Bucking the global economic downtrend and posting positive results for 2008, conglomerate San Miguel Corporation (SMC) yesterday emphasized that its aggressive diversification program is a way to secure future growth for the company and spur economic growth and development in the Philippines.
The company, which reported P19.3 billion in consolidated net income for 2008, 124% higher than in 2007, is currently undertaking a massive diversification into important industries such as power generation, oil refining, telecoms, water distribution, tollways, and infrastructure.
In his address to stockholders at the company’s annual meeting yesterday, SMC Chairman and Chief Executive Officer Eduardo M. Cojuangco Jr., said:
“Beyond seeking profit, we want to be in industries that serve as the backbone of our country’s development, and impact the lives of Filipinos in a meaningful way. We have complete confidence in our country’s potential.”
San Miguel recently invested in Manila Electric Co. (Meralco), the country’s largest power distributor. It has also signed an option agreement to acquire UK-based Ashmore Group’s 100% stake in Sea Refinery Corp., which holds 50.1% of the Philippines’ largest oil refiner, Petron.
The company has also acquired 32.7% of Liberty Telecommunications Holdings, Inc. In February 2009, it submitted an unsolicited proposal for the government’s Laiban Dam project.
More recently, San Miguel announced that it had entered into a non-binding agreement to acquire a significant stake in Private Infrastructure Development Corp. (PIDC), the consortium behind the 88.57-kilometer Tarlac-Pangasinan-La Union Toll Expressway project.
“We have moved beyond consumer products and services, and are working towards programs that make a real difference in people’s lives. We are proud to be part of a San Miguel that keeps as many people as possible working, earning and contributing to the economy,” he said.
“We hope to see in a few years, more efficient and affordable electricity services, more accessible and affordable fuel, the creation of thousands of new jobs, and a sustainable supply of potable water for millions of residents in the National Capital Region.”
Cojuangco also pointed out that despite the world’s deepening economic woes, San Miguel was able to attract foreign investors from Japan, Southeast Asia, the United States, and the Middle East for its projects.
The chief executive, however, acknowledged lingering scepticism from some quarters for the company’s strategy, first articulated in 2007.
“Some of these doubts still linger, but let me assure you that the San Miguel we have built has the resources and preparedness to run these new ventures as efficiently as we do our traditional businesses. While the global financial meltdown has sent many companies into full retreat, our company is powering ahead, investing heavily in a strategy to reaccelerate growth,” he said.

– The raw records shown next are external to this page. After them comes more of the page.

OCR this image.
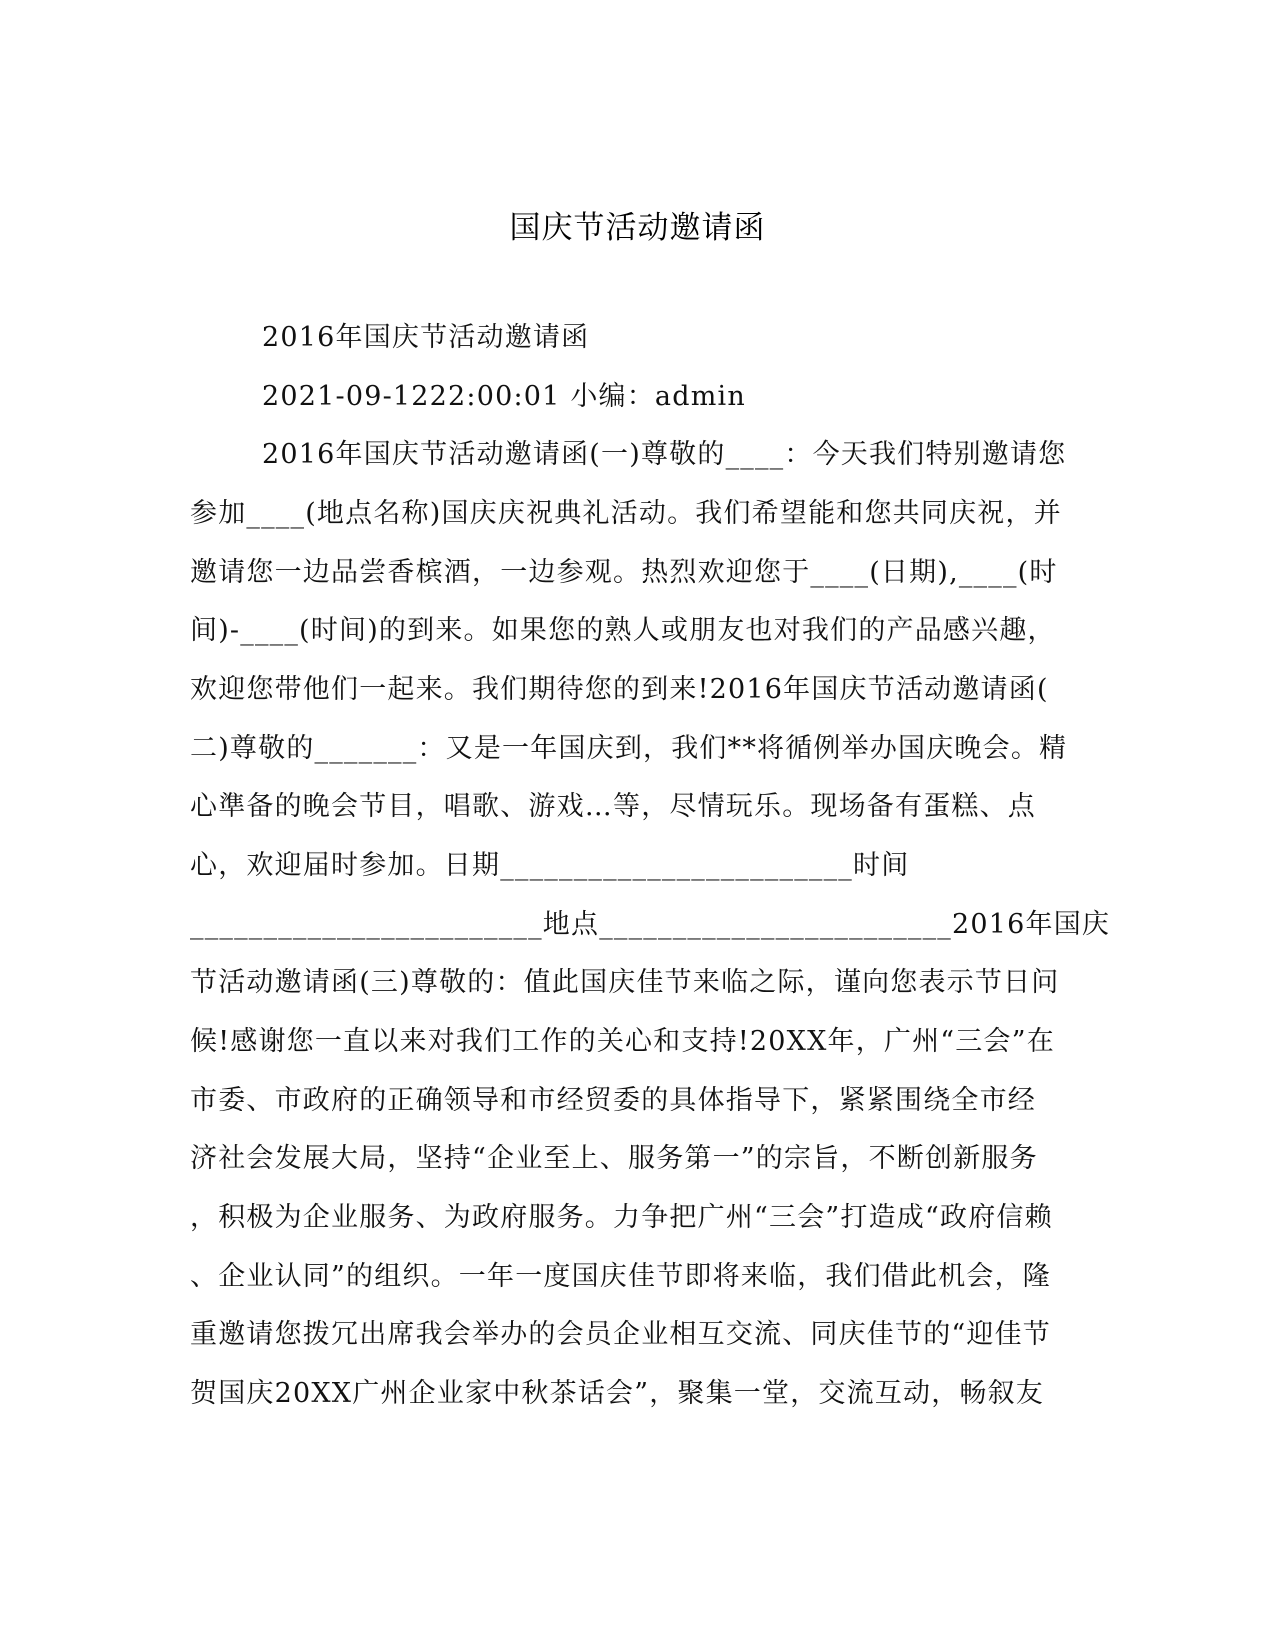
国庆节活动邀请函
2016年国庆节活动邀请函
2021-09-1222:00:01 小编：admin
2016年国庆节活动邀请函(一)尊敬的____：今天我们特别邀请您
参加____(地点名称)国庆庆祝典礼活动。我们希望能和您共同庆祝，并
邀请您一边品尝香槟酒，一边参观。热烈欢迎您于____(日期),____(时
间)-____(时间)的到来。如果您的熟人或朋友也对我们的产品感兴趣，
欢迎您带他们一起来。我们期待您的到来!2016年国庆节活动邀请函(
二)尊敬的_______：又是一年国庆到，我们**将循例举办国庆晚会。精
心準备的晚会节目，唱歌、游戏…等，尽情玩乐。现场备有蛋糕、点
心，欢迎届时参加。日期________________________时间
________________________地点________________________2016年国庆
节活动邀请函(三)尊敬的：值此国庆佳节来临之际，谨向您表示节日问
候!感谢您一直以来对我们工作的关心和支持!20XX年，广州“三会”在
市委、市政府的正确领导和市经贸委的具体指导下，紧紧围绕全市经
济社会发展大局，坚持“企业至上、服务第一”的宗旨，不断创新服务
，积极为企业服务、为政府服务。力争把广州“三会”打造成“政府信赖
、企业认同”的组织。一年一度国庆佳节即将来临，我们借此机会，隆
重邀请您拨冗出席我会举办的会员企业相互交流、同庆佳节的“迎佳节
贺国庆20XX广州企业家中秋茶话会”，聚集一堂，交流互动，畅叙友
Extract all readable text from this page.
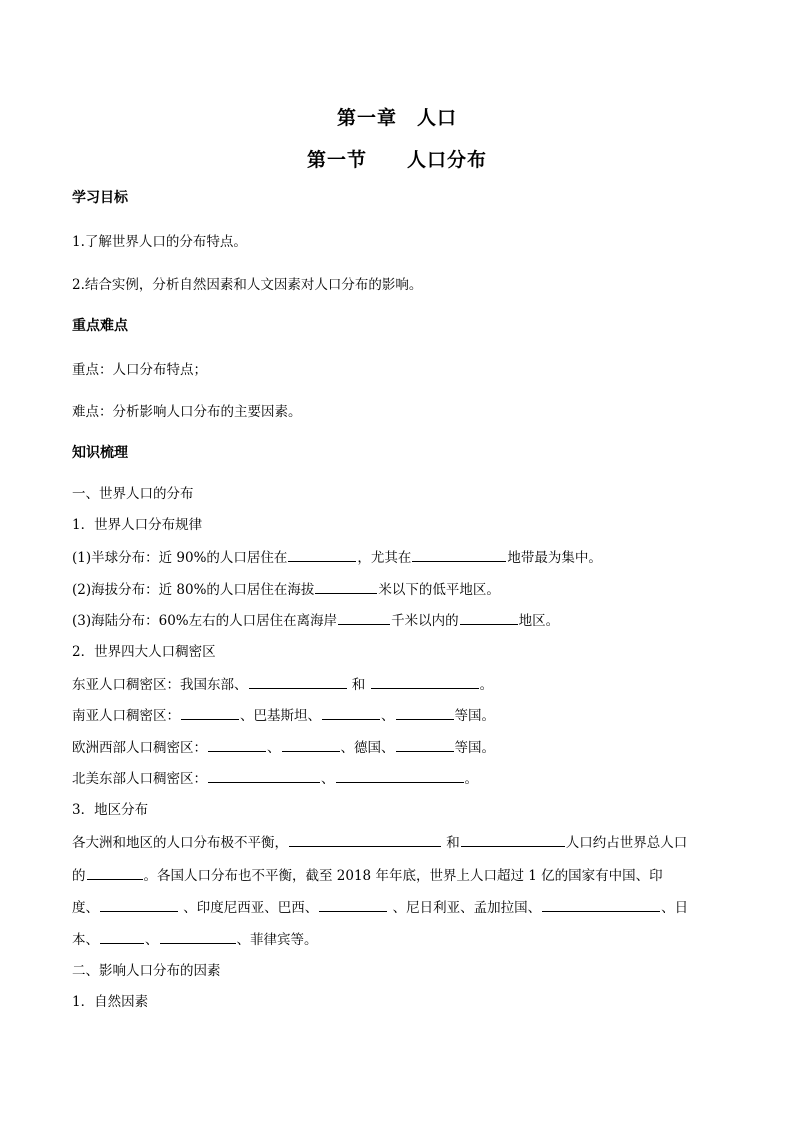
第一章　人口
第一节　　人口分布
学习目标
1.了解世界人口的分布特点。
2.结合实例，分析自然因素和人文因素对人口分布的影响。
重点难点
重点：人口分布特点；
难点：分析影响人口分布的主要因素。
知识梳理
一、世界人口的分布
1．世界人口分布规律
(1)半球分布：近 90%的人口居住在	，尤其在	地带最为集中。
(2)海拔分布：近 80%的人口居住在海拔	米以下的低平地区。
(3)海陆分布：60%左右的人口居住在离海岸	千米以内的	地区。
2．世界四大人口稠密区
东亚人口稠密区：我国东部、	和	。
南亚人口稠密区：	、巴基斯坦、	、	等国。
欧洲西部人口稠密区：	、	、德国、	等国。
北美东部人口稠密区：	、	。
3．地区分布
各大洲和地区的人口分布极不平衡，	和	人口约占世界总人口
的	。各国人口分布也不平衡，截至 2018 年年底，世界上人口超过 1 亿的国家有中国、印
度、	、印度尼西亚、巴西、	、尼日利亚、孟加拉国、	、日
本、	、	、菲律宾等。
二、影响人口分布的因素
1．自然因素
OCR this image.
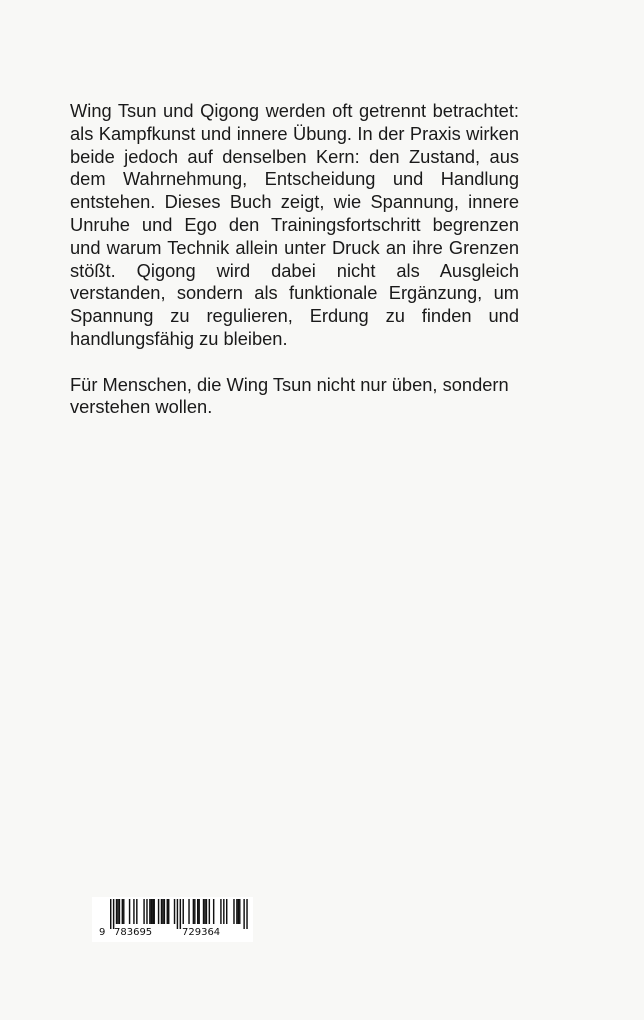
Wing Tsun und Qigong werden oft getrennt betrachtet: als Kampfkunst und innere Übung. In der Praxis wirken beide jedoch auf denselben Kern: den Zustand, aus dem Wahrnehmung, Entscheidung und Handlung entstehen. Dieses Buch zeigt, wie Spannung, innere Unruhe und Ego den Trainingsfortschritt begrenzen und warum Technik allein unter Druck an ihre Grenzen stößt. Qigong wird dabei nicht als Ausgleich verstanden, sondern als funktionale Ergänzung, um Spannung zu regulieren, Erdung zu finden und handlungsfähig zu bleiben.

Für Menschen, die Wing Tsun nicht nur üben, sondern verstehen wollen.

9 783695	729364
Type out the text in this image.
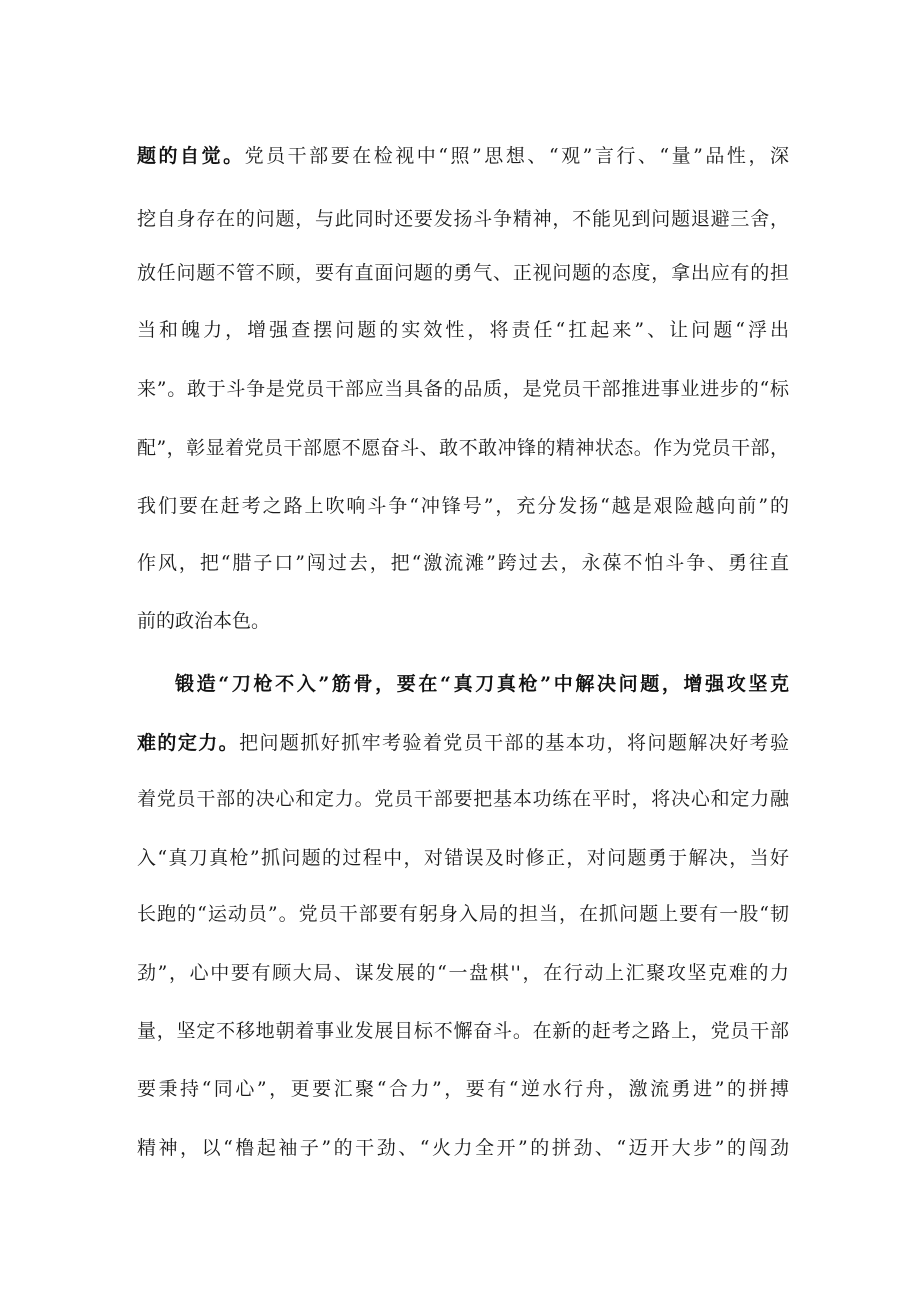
题的自觉。党员干部要在检视中“照”思想、“观”言行、“量”品性，深
挖自身存在的问题，与此同时还要发扬斗争精神，不能见到问题退避三舍，
放任问题不管不顾，要有直面问题的勇气、正视问题的态度，拿出应有的担
当和魄力，增强查摆问题的实效性，将责任“扛起来”、让问题“浮出
来”。敢于斗争是党员干部应当具备的品质，是党员干部推进事业进步的“标
配”，彰显着党员干部愿不愿奋斗、敢不敢冲锋的精神状态。作为党员干部，
我们要在赶考之路上吹响斗争“冲锋号”，充分发扬“越是艰险越向前”的
作风，把“腊子口”闯过去，把“激流滩”跨过去，永葆不怕斗争、勇往直
前的政治本色。
锻造“刀枪不入”筋骨，要在“真刀真枪”中解决问题，增强攻坚克
难的定力。把问题抓好抓牢考验着党员干部的基本功，将问题解决好考验
着党员干部的决心和定力。党员干部要把基本功练在平时，将决心和定力融
入“真刀真枪”抓问题的过程中，对错误及时修正，对问题勇于解决，当好
长跑的“运动员”。党员干部要有躬身入局的担当，在抓问题上要有一股“韧
劲”，心中要有顾大局、谋发展的“一盘棋''，在行动上汇聚攻坚克难的力
量，坚定不移地朝着事业发展目标不懈奋斗。在新的赶考之路上，党员干部
要秉持“同心”，更要汇聚“合力”，要有“逆水行舟，激流勇进”的拼搏
精神，以“橹起袖子”的干劲、“火力全开”的拼劲、“迈开大步”的闯劲
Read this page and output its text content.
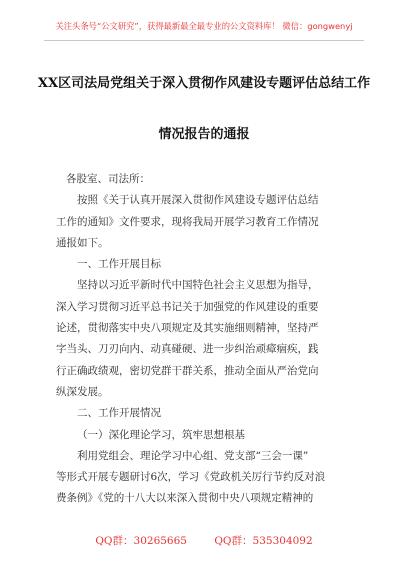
关注头条号“公文研究”，获得最新最全最专业的公文资料库！ 微信：gongwenyj
XX区司法局党组关于深入贯彻作风建设专题评估总结工作
情况报告的通报
各股室、司法所：
按照《关于认真开展深入贯彻作风建设专题评估总结
工作的通知》文件要求，现将我局开展学习教育工作情况
通报如下。
一、工作开展目标
坚持以习近平新时代中国特色社会主义思想为指导，
深入学习贯彻习近平总书记关于加强党的作风建设的重要
论述，贯彻落实中央八项规定及其实施细则精神，坚持严
字当头、刀刃向内、动真碰硬、进一步纠治顽瘴痼疾，践
行正确政绩观，密切党群干群关系，推动全面从严治党向
纵深发展。
二、工作开展情况
（一）深化理论学习，筑牢思想根基
利用党组会、理论学习中心组、党支部“三会一课”
等形式开展专题研讨6次，学习《党政机关厉行节约反对浪
费条例》《党的十八大以来深入贯彻中央八项规定精神的
QQ群：30265665	QQ群：535304092
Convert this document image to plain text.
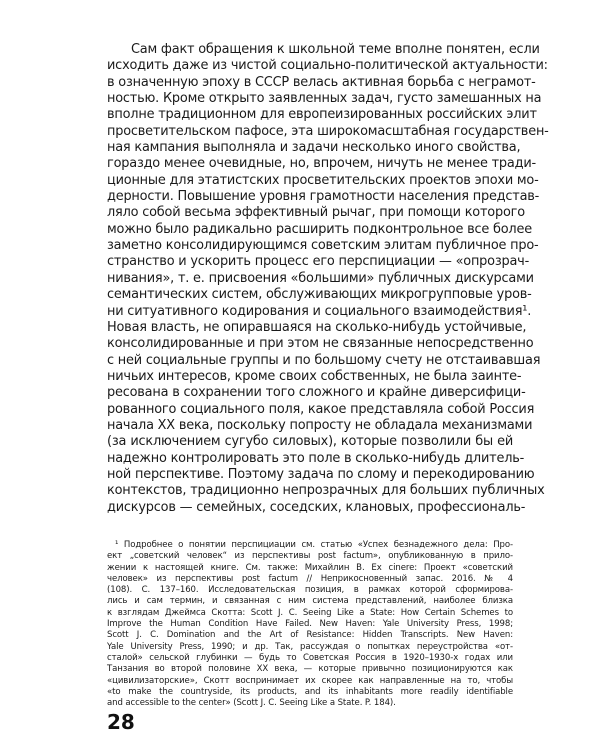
Сам факт обращения к школьной теме вполне понятен, если
исходить даже из чистой социально-политической актуальности:
в означенную эпоху в СССР велась активная борьба с неграмот-
ностью. Кроме открыто заявленных задач, густо замешанных на
вполне традиционном для европеизированных российских элит
просветительском пафосе, эта широкомасштабная государствен-
ная кампания выполняла и задачи несколько иного свойства,
гораздо менее очевидные, но, впрочем, ничуть не менее тради-
ционные для этатистских просветительских проектов эпохи мо-
дерности. Повышение уровня грамотности населения представ-
ляло собой весьма эффективный рычаг, при помощи которого
можно было радикально расширить подконтрольное все более
заметно консолидирующимся советским элитам публичное про-
странство и ускорить процесс его перспициации — «опрозрач-
нивания», т. е. присвоения «большими» публичных дискурсами
семантических систем, обслуживающих микрогрупповые уров-
ни ситуативного кодирования и социального взаимодействия¹.
Новая власть, не опиравшаяся на сколько-нибудь устойчивые,
консолидированные и при этом не связанные непосредственно
с ней социальные группы и по большому счету не отстаивавшая
ничьих интересов, кроме своих собственных, не была заинте-
ресована в сохранении того сложного и крайне диверсифици-
рованного социального поля, какое представляла собой Россия
начала XX века, поскольку попросту не обладала механизмами
(за исключением сугубо силовых), которые позволили бы ей
надежно контролировать это поле в сколько-нибудь длитель-
ной перспективе. Поэтому задача по слому и перекодированию
контекстов, традиционно непрозрачных для больших публичных
дискурсов — семейных, соседских, клановых, профессиональ-
¹ Подробнее о понятии перспициации см. статью «Успех безнадежного дела: Про-
ект „советский человек“ из перспективы post factum», опубликованную в прило-
жении к настоящей книге. См. также: Михайлин В. Ex cinere: Проект «советский
человек» из перспективы post factum // Неприкосновенный запас. 2016. № 4
(108). С. 137–160. Исследовательская позиция, в рамках которой сформирова-
лись и сам термин, и связанная с ним система представлений, наиболее близка
к взглядам Джеймса Скотта: Scott J. C. Seeing Like a State: How Certain Schemes to
Improve the Human Condition Have Failed. New Haven: Yale University Press, 1998;
Scott J. C. Domination and the Art of Resistance: Hidden Transcripts. New Haven:
Yale University Press, 1990; и др. Так, рассуждая о попытках переустройства «от-
сталой» сельской глубинки — будь то Советская Россия в 1920–1930-х годах или
Танзания во второй половине XX века, — которые привычно позиционируются как
«цивилизаторские», Скотт воспринимает их скорее как направленные на то, чтобы
«to make the countryside, its products, and its inhabitants more readily identifiable
and accessible to the center» (Scott J. C. Seeing Like a State. P. 184).
28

Minus non-recurring gains on the sale of investments, SMC reported strong net income results, totaling P7.22 billion, 4% higher than in the previous year. Its consolidated sales revenue rose 14% to P168 billion and operating income was up by 26% to P14.8 billion.
“As shareholders ourselves, we understand that dividends and earnings from our investments are tied very much to the company’s annual gains. These new ventures will add more value to our investments—complementing the contributions of our traditional businesses,” he assured stockholders.
San Miguel stockholders, meanwhile, voted in favor of an Exchange Offer to convert 1.104 billion common shares to series 1 preferred shares. Cojuangco explained that while they are optimistic about SMC’s the long-term value, this alternative would be for “more conservative” investors who may have a different risk profile.